Choisissez donc le véhicule publicitaire qui vous convient et ne vous laissez pas « anfirouaper » par quelque charlatan. Des études de marché l’ont prouvé : chaque type de commerce a sa façon propre de publiciser son produit. 1990, La Revue, Terrebonne, 3 avril, p. 4.
« Ça m’apparaît fondamental d’être clair. Qu’on s’exprime de façon à ce que tout le monde soit parfaitement conscient de ce qu’on fait et de ce qui va arriver. […] Les gens ont le droit de se poser des questions et on a une responsabilité de leur donner une réponse claire et pas essayer de les enfirouaper, faire des huit sur la glace ou bien de leur dire que suis autonomiste sans être indépendantiste tout en étant souverainiste. Hey! », a laissé tomber M. Parizeau. 2005, Le Devoir, Montréal, 23 juin, p. A10.
Je m’attends à un petit recul stratégique de la part du maire qui va essayer de nous enfirouaper. Il va faire des ajustements, des petits ajustements. Il va reculer juste un peu parce qu’il nous prend pour des valises, pis qu’il pense qu’avec ça, on va accepter tout le reste. Mais on va continuer, on va se tenir debout et on ne se laissera pas endormir au gaz […]. 2015, Le Nouvelliste, Trois-Rivières, 13 avril, p. 3.
Par ext., Fam., vieuxGagner (ses élections), ravir (des sièges aux élections).
V’là les élections [titre] […] – Ça m’a toujours couté de faire des impolitesses, mais de c’coup‑là j’suis décidé. D’abord, pour commencer, plus un crapet de rouge [= libéral] dans l’île de Montréal. – Plus un bonguienne, ajoute Joe, quand même j’serais obligé de vendre un veau. – Ensuite de ça, de l’autre côté de la rivière, plus un bondance de un jusqu’à la Gaspésie. Sur la rive nord, j’laisse Tanasse à Terrebonne mais j’enfirouape tout le reste. – Chouette! approuve Joe Renaud. – Et le soir de la votation, on est au pouvoir à Québec, conclut Titur. 1927, La Presse, Montréal, 16 avril, p. 13.
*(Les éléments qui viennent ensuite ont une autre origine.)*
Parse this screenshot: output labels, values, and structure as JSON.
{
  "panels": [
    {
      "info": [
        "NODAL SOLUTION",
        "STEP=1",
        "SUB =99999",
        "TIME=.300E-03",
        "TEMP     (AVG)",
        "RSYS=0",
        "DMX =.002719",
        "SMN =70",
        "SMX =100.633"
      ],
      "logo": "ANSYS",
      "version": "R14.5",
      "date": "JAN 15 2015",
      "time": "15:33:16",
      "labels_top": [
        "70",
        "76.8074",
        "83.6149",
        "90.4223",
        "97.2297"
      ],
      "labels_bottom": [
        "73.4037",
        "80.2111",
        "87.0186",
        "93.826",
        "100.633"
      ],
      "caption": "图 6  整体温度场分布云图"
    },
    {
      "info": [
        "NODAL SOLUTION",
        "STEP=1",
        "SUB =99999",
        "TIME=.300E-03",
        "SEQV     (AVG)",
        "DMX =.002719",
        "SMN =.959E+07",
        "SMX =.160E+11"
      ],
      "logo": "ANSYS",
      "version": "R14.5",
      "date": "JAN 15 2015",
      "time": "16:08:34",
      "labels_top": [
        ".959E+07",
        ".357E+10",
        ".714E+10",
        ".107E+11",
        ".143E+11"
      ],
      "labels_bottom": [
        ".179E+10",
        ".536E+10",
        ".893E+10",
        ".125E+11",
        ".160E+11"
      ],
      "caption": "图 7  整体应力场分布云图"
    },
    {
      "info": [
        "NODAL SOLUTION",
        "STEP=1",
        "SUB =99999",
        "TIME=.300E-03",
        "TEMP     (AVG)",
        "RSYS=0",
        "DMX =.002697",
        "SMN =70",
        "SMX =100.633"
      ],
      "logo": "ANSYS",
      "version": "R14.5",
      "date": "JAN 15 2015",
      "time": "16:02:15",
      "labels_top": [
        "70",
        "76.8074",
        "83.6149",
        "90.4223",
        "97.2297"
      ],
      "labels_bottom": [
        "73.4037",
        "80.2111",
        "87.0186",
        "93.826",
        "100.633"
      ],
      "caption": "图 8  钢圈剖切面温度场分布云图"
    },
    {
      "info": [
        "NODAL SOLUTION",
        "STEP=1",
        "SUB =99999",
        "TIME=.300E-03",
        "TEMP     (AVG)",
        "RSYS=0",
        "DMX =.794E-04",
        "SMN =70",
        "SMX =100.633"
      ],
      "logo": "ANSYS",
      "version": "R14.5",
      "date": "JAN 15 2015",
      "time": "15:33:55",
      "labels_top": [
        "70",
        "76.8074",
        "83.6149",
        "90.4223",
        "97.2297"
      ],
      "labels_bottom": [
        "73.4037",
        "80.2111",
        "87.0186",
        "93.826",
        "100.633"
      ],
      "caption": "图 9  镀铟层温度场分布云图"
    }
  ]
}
– Eh, bien, mon vieux Midas, sais‑tu ce que je pense qu’il peut arriver, moi? J’serais pas surpris que le père Woodsworth qui est encore plus à sec que tous les autres [partis] profite du cassage de prix pour tout enfirouaper. – Ah! on sait bien, Timothée, les élections, c’est les élections. – Et puis, Gédéon, Woodsworth serait dans quelque combine secrète avec tous les autres que ça ne me surprendrait pas. 1935, La Presse, Montréal, 27 juillet, p. 25.
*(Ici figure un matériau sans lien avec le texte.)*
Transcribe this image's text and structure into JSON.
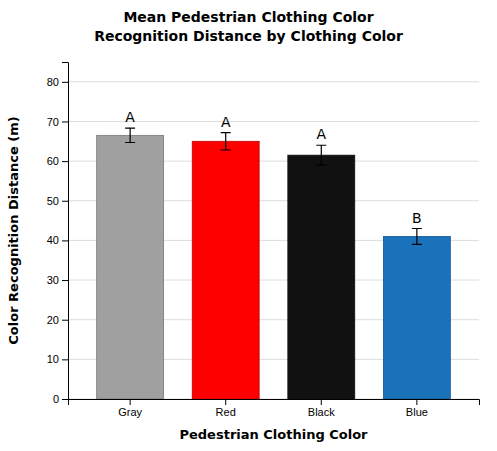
{
  "chart_data": {
    "type": "bar",
    "title": "Mean Pedestrian Clothing Color",
    "subtitle": "Recognition Distance by Clothing Color",
    "x_label": "Pedestrian Clothing Color",
    "y_label": "Color Recognition Distance (m)",
    "categories": [
      "Gray",
      "Red",
      "Black",
      "Blue"
    ],
    "values": [
      66.5,
      65.0,
      61.5,
      41.0
    ],
    "errors": [
      1.8,
      2.2,
      2.5,
      2.0
    ],
    "colors": [
      "#a0a0a0",
      "#ff0000",
      "#111111",
      "#1a72bb"
    ],
    "annotations": [
      "A",
      "A",
      "A",
      "B"
    ],
    "ylim": [
      0,
      85
    ],
    "yticks": [
      0,
      10,
      20,
      30,
      40,
      50,
      60,
      70,
      80
    ],
    "grid": true
  }
}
La comparaison suivante fera mon affaire : je suis un peu comme le soleil éclairant nos routes et nos ponts, un soleil, je dirais, partiel comme les élections que nous allons bientôt enfirouaper dans Outremont puisque je ne me couche qu’après 16 heures d’ouvrage, prenant comme le défunt Staline mes 8 heures de sommeil... Faites comme moi! 1953, Le Devoir, Montréal, 28 mai, p. [4].
(Dérivé, hapax). Enfirouaperie n. f. Fam.Tromperie, duperie.
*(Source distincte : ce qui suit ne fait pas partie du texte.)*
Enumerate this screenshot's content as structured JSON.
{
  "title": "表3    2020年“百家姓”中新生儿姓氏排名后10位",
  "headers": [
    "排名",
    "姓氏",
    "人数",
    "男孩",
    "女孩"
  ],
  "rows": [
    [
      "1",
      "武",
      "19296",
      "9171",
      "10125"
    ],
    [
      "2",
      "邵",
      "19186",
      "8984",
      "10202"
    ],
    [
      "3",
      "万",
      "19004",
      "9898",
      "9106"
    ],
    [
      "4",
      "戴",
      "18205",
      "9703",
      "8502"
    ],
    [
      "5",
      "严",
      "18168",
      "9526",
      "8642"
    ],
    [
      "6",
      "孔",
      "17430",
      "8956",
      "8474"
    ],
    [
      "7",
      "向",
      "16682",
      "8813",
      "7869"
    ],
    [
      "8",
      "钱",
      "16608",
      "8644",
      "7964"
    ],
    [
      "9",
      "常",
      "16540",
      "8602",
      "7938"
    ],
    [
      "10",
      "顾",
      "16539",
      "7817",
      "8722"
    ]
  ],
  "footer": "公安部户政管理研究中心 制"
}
enfirouapage; enfirouapette; enfirouapement.
Ça c’est pas un enfirouapé qui vous le dit. C’est écrit noir sur blanc dans des rapports d’analyse obtenus par la Loi d’accès à l’information. Cette potion toxique [de la fluoration de l’eau potable] est qualifiée, tenez-vous bien, de mesure de santé publique, recommandée et commanditée par le MSSS [ministère de la Santé et des Services sociaux]. Un vrai scandale sanitaire. La voilà l’enfirouaperie dans toute sa splendeur! 2015, Le Nouvelliste, Trois-Rivières, 8 juin, p. 12.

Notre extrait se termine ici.